Simply put, Apple has captured the “fun and recreational” part of the market and succeeded in embedding that image in our minds. While we’ve been seeing the gradual shaping of the “iPad as work device” coming along, Apple is now moving full steam ahead with that propaganda push, now that it has unveiled iPads with enough power to make that potential move forward into this next, inevitable level.

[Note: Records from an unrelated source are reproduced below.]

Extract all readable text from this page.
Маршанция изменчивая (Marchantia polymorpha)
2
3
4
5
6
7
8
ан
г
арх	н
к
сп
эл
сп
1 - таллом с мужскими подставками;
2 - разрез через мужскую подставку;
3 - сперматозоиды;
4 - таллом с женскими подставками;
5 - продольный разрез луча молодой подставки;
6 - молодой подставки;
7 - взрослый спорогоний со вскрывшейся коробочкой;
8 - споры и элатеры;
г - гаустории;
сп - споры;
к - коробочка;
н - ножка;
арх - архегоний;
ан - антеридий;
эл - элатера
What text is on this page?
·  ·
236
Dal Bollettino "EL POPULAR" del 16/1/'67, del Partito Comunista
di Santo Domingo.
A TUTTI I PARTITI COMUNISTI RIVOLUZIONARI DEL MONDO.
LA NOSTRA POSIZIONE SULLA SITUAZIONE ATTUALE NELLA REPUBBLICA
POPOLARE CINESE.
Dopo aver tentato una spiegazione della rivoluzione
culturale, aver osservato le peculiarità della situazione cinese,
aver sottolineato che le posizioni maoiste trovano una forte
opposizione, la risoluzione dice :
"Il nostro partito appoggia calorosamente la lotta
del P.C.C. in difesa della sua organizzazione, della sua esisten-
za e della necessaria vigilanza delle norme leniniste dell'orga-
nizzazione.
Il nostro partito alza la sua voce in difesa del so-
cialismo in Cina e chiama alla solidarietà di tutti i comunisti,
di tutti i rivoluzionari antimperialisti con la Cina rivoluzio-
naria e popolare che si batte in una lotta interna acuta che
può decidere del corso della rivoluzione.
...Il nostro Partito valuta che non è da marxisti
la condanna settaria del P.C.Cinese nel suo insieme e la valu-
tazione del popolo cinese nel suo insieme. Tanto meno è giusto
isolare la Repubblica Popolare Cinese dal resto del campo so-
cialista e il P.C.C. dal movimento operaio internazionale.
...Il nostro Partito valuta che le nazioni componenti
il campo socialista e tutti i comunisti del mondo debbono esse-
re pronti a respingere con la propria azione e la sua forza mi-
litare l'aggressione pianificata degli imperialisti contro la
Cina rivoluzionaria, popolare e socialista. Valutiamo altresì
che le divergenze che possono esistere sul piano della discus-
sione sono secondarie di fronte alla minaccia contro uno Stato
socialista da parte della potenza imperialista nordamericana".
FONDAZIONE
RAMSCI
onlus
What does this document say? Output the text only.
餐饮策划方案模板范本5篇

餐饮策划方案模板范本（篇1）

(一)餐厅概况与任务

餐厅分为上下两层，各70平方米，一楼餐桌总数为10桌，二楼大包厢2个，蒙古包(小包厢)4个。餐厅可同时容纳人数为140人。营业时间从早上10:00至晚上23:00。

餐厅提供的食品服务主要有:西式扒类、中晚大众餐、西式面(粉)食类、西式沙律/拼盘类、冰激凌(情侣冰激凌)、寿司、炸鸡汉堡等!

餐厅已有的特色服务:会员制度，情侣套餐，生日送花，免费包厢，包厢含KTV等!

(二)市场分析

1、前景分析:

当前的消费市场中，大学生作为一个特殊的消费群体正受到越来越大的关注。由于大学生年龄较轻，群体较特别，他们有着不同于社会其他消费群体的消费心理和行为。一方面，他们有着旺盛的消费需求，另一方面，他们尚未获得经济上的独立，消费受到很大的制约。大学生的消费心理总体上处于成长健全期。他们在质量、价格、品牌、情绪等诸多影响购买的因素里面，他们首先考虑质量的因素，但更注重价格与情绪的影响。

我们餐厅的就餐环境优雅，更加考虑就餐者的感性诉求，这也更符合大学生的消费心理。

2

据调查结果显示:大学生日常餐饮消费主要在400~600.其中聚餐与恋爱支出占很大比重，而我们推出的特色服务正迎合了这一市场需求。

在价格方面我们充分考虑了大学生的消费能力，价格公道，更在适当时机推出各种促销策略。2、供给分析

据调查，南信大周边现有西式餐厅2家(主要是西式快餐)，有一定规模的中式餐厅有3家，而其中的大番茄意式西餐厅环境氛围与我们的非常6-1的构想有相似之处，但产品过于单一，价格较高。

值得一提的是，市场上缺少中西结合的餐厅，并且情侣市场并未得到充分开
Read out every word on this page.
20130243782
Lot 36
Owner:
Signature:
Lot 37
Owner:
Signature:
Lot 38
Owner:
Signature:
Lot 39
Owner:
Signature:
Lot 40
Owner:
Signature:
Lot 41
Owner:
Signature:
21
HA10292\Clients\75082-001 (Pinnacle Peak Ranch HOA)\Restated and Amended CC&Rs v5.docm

I say inevitable because that is where users and developers have been taking iPads since their inception. Those, like me, who remember fondly the original Tablet PCs, knew all to well what potential those devices offered, and given Microsoft’s bent at the time they were seen as “work devices” and marketed as such. Times have changed, consumers no longer feel a need to have full fledged devices to do email and the occasional document, and Apple helped create that fundamental shift to post-PC thinking with its messaging about the iPad. Now that messaging is shifting again to focus on productivity in the same way the hardware is evolving to meet the next generation of post-PC users. At least that’s how I look at it whether that is doing so in a forward way or not.

We live in very interesting and exciting mobile tech times.